-
Notifications
You must be signed in to change notification settings - Fork 1
Feedback on using Topology for Testing
Dan Debrunner edited this page Oct 3, 2017
·
7 revisions
In general, I really liked the experience and think this is the right direction for us to go into. I wanted to write this down for you before I forget.
Python
I tried to do Python first and it gook me about 1.5 days to put everything together, even with the example. The learning curve here was huge for me. Some of the challenges that I have run into:
- I needed to set up my environment in the docker image. Customers have to install Anaconda, do pip install or set up PYTHONPATH. I did not run into problem here, but it is something customer has to do if they want to use Python for testing.
- I got into a lot of weird problems because the Docker image has PYTHONPATH set and I have also done 'pip install' in my environment.
- I started out with trying to do test data generation in Python and then sending the data to the composite operator for test. I struggled with this and could not get it to work. It was not clear how to interface between the Python Code and the SPL code. I think this is going to be a challenge for any new user.
- This is being improved, in being able to pass SPL tuples into Python using a variety of mechanisms and also being more flexible in how Python values are converted to SPL
- The error messages from Python are very cryptic and hard to decipher what went wrong. (e.g. the error message I got with calling 'map' function that is not a stream?)
- Some of this will be helped by creating type hints for the api so tools like pycharm will show you are using the wrong object:
- https://github.com/IBMStreams/streamsx.topology/issues/1227
- I believe you need a deep understanding in SPL and also the Python Application API for people to figure out how to do this. (I hope the examples will help.) I have had a hard time wrapping my head, crossing between two worlds, and keeping track of things. My experience with Java and SPL helped. But I haven't done this for a long time, so it took a bit of mental gymnastic to get a hang of it. I have most trouble with SPL being such a strongly typed language, while Python is not, and understanding how the data types work when we cross boundaries.
- I really like how lightweight Python is. It's a script language for driving tests that does not need any compilation, etc.
- I also really like how the tester works and the validations.

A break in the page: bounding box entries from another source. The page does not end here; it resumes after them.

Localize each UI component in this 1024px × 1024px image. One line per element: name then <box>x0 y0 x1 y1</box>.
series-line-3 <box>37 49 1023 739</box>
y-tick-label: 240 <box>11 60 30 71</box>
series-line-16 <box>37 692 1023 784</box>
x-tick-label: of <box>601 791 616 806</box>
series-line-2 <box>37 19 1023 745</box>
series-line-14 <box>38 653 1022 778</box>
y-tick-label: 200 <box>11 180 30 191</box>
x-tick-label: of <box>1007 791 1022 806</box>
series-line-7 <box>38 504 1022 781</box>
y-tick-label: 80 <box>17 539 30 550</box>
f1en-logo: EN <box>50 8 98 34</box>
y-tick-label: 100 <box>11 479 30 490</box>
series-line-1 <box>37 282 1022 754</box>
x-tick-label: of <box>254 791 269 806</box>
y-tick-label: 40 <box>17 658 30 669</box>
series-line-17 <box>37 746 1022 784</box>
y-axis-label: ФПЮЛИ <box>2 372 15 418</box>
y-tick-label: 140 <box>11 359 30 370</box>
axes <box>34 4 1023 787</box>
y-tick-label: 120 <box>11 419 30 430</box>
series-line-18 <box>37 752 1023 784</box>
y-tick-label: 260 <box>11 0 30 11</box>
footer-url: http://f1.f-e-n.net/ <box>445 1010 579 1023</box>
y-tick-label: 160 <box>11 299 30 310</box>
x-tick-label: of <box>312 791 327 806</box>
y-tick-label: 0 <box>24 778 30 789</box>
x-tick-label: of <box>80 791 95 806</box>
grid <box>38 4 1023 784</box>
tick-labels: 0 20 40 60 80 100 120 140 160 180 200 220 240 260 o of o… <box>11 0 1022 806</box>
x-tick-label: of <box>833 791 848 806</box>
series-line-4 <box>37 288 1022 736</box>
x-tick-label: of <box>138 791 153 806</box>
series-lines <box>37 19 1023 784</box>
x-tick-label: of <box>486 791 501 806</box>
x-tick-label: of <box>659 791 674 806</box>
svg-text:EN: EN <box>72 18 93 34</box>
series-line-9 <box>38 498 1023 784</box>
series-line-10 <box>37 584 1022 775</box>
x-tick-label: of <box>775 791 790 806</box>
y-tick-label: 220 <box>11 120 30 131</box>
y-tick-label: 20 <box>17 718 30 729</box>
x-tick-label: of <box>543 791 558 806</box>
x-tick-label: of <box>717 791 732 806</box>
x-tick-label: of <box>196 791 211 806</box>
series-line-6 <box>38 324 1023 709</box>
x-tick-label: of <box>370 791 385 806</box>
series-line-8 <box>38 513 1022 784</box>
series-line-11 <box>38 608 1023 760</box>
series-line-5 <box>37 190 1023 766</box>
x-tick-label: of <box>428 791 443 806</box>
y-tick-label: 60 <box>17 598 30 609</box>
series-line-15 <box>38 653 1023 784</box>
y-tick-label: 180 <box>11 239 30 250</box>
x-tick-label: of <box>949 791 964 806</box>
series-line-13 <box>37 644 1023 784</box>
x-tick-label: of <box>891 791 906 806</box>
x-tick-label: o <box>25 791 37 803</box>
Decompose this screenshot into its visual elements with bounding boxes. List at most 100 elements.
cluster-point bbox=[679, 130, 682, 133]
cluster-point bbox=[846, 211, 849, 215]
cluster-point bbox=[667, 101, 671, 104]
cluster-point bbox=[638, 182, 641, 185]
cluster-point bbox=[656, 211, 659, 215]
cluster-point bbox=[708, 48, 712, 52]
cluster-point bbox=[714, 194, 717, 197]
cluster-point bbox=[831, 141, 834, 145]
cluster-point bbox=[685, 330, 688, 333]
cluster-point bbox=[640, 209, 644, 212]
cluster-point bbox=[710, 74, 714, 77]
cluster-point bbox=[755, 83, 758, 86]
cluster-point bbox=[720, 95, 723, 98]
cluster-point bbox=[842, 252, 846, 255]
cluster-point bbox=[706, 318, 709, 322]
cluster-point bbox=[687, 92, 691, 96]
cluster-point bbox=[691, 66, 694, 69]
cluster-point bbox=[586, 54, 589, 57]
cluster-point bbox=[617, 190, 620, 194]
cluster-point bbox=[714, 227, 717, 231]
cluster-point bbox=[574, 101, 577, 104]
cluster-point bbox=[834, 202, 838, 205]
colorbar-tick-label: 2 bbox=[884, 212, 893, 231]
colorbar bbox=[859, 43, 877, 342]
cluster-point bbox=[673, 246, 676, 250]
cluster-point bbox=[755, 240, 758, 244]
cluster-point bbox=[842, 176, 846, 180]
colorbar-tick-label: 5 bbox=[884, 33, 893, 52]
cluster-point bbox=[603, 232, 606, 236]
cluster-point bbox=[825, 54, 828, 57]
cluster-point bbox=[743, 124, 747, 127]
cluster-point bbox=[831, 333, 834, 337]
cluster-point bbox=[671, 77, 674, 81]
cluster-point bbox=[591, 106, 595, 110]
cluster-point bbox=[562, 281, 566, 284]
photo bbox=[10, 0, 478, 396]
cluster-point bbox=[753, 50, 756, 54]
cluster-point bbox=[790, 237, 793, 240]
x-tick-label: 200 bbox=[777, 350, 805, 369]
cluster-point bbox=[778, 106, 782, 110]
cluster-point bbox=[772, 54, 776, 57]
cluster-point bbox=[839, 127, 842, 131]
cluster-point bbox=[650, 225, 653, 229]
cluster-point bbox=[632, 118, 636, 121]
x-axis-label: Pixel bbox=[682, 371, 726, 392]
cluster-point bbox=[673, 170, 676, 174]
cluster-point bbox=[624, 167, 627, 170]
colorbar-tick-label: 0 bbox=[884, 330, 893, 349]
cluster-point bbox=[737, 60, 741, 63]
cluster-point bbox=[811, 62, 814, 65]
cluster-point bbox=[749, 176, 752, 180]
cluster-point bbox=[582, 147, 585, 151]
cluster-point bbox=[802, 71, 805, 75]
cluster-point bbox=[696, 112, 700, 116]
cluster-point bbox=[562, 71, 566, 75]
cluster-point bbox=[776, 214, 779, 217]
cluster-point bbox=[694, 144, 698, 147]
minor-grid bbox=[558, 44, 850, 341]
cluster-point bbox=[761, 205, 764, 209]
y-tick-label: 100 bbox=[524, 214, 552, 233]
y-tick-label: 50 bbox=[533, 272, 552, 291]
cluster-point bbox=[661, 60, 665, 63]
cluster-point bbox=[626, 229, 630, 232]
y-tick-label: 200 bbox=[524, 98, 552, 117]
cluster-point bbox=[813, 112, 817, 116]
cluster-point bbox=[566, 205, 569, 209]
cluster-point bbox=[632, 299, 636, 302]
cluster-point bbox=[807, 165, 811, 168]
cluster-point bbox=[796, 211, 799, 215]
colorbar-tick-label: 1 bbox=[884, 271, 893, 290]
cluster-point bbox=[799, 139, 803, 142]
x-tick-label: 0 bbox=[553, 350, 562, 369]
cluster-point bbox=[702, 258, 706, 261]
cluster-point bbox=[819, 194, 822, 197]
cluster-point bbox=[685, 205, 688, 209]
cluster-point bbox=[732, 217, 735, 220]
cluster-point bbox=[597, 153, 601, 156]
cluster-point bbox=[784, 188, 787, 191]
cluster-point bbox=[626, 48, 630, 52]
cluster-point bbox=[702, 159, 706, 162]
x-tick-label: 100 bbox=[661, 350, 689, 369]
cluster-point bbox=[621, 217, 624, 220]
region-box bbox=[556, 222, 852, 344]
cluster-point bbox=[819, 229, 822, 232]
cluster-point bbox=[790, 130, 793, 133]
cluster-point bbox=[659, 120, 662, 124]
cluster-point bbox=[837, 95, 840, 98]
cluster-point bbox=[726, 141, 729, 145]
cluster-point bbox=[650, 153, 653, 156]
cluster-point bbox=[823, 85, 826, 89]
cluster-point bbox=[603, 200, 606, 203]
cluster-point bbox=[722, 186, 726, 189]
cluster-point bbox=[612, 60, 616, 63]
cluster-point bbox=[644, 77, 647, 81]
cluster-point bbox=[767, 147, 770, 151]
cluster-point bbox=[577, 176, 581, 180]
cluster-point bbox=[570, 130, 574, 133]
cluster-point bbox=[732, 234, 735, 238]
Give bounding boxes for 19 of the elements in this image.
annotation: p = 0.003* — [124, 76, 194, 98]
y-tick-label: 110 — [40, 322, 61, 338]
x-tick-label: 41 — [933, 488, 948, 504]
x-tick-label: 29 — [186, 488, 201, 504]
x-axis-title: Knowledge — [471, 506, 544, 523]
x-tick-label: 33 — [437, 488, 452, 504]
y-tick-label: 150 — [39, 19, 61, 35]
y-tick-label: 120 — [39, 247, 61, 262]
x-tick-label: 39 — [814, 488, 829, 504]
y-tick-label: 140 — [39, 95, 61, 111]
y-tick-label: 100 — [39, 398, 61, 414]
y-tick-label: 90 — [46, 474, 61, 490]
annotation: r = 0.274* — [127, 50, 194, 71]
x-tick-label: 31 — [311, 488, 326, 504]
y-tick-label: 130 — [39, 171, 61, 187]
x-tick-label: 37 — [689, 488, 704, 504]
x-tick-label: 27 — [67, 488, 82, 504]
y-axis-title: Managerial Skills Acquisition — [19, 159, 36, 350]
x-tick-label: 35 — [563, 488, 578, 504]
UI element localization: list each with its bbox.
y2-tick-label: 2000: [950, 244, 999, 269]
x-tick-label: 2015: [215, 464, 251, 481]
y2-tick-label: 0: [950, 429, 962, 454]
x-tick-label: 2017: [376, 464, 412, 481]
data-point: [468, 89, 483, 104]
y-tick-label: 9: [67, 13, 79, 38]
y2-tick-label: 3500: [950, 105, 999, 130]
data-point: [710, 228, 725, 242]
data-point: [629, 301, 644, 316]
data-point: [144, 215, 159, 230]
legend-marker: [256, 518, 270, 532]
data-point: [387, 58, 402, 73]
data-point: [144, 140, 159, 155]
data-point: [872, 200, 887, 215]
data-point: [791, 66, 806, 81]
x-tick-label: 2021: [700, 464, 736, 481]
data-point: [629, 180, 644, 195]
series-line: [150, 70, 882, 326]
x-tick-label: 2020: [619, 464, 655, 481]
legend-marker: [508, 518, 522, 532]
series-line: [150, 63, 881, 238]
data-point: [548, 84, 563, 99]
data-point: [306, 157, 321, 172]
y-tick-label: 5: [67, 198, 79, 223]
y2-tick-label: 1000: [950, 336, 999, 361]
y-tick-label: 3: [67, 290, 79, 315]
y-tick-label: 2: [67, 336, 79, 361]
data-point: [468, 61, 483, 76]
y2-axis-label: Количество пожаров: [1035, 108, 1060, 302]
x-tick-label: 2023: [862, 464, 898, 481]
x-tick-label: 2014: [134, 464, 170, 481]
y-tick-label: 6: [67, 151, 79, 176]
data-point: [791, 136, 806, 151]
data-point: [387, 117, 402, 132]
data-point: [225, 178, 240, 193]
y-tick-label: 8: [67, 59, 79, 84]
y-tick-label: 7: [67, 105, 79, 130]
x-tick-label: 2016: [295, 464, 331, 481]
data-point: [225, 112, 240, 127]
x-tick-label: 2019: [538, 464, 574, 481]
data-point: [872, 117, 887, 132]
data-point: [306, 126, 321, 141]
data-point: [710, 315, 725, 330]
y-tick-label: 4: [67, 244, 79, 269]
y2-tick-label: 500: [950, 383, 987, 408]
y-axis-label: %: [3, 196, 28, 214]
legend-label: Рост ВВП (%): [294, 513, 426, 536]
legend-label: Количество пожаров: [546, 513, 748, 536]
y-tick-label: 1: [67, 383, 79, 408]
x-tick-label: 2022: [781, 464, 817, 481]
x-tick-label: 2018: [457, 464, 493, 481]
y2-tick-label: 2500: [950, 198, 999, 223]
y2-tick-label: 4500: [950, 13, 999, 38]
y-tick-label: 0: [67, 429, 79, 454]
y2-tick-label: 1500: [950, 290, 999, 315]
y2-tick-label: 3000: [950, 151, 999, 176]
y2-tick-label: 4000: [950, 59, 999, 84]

- I got tripped when my test failed because the test fail fast. The test stops as long as a failure is detected. For example, when number of tuples do not match. But in my application I expected a lot more tuples to go through. As a result, the error message was confusing for me to figure out why my tests were failing.
- The PR below helps a little, it documents how tests fail and time out and fixes a couple of issues where a misleading error was raised when a test fails.
- https://github.com/IBMStreams/streamsx.topology/pull/1255
- I think we need Python sources that can easily read CSV data from file. I couldn't find a built-in function from our APIs to do this and had to write my own source. Most data scientist has large datasets that are in CSV files. It would be great if this is provided out of the box.
- That's a good use case to work through. When we have the SPL standard toolkit easily integrated into Python we will have a CSV writer/reader. It would be an interesting pattern to work through, may require some reusable SPL composites in a com.ibm.streamsx.testing toolkit to help out.
- Note any solution would have to work on Streaming Analytics service
- Might be an idea to also ensure the input can be from a URL that hosts the dataset, rather than having to bundle in with the test
Java
- Compared to Python, Java was much easier for me. It took me about 2 hours to set the tests up. I think part of it is because I have done it in Python and I am just writing the same thing in Java.
- I feel much more comfortable crossing the language boundary between Java and Python.
- Python allows me to have multiple conditions to check in test validation. But for Java, we can only seem to pass in one condition per test. Is it possible for Java to test for multiple conditions in one test?
- File Based Test Data and Validation - In many of our tests, our test data and also expected data are stored in files. In our test setups (both in Java and Python), there does not seem to be an easy way to do this. I understand that we may want to get away with using files. But for testing, it may be a bit hard to generate expected results in the code. It may be easier to store expected data in a file and just read them in.
Even though Python was hard to do initially, I still prefer Python to Java like you. The fact that I do not have to build my test hardness and be able to run the tests is a big plus for me.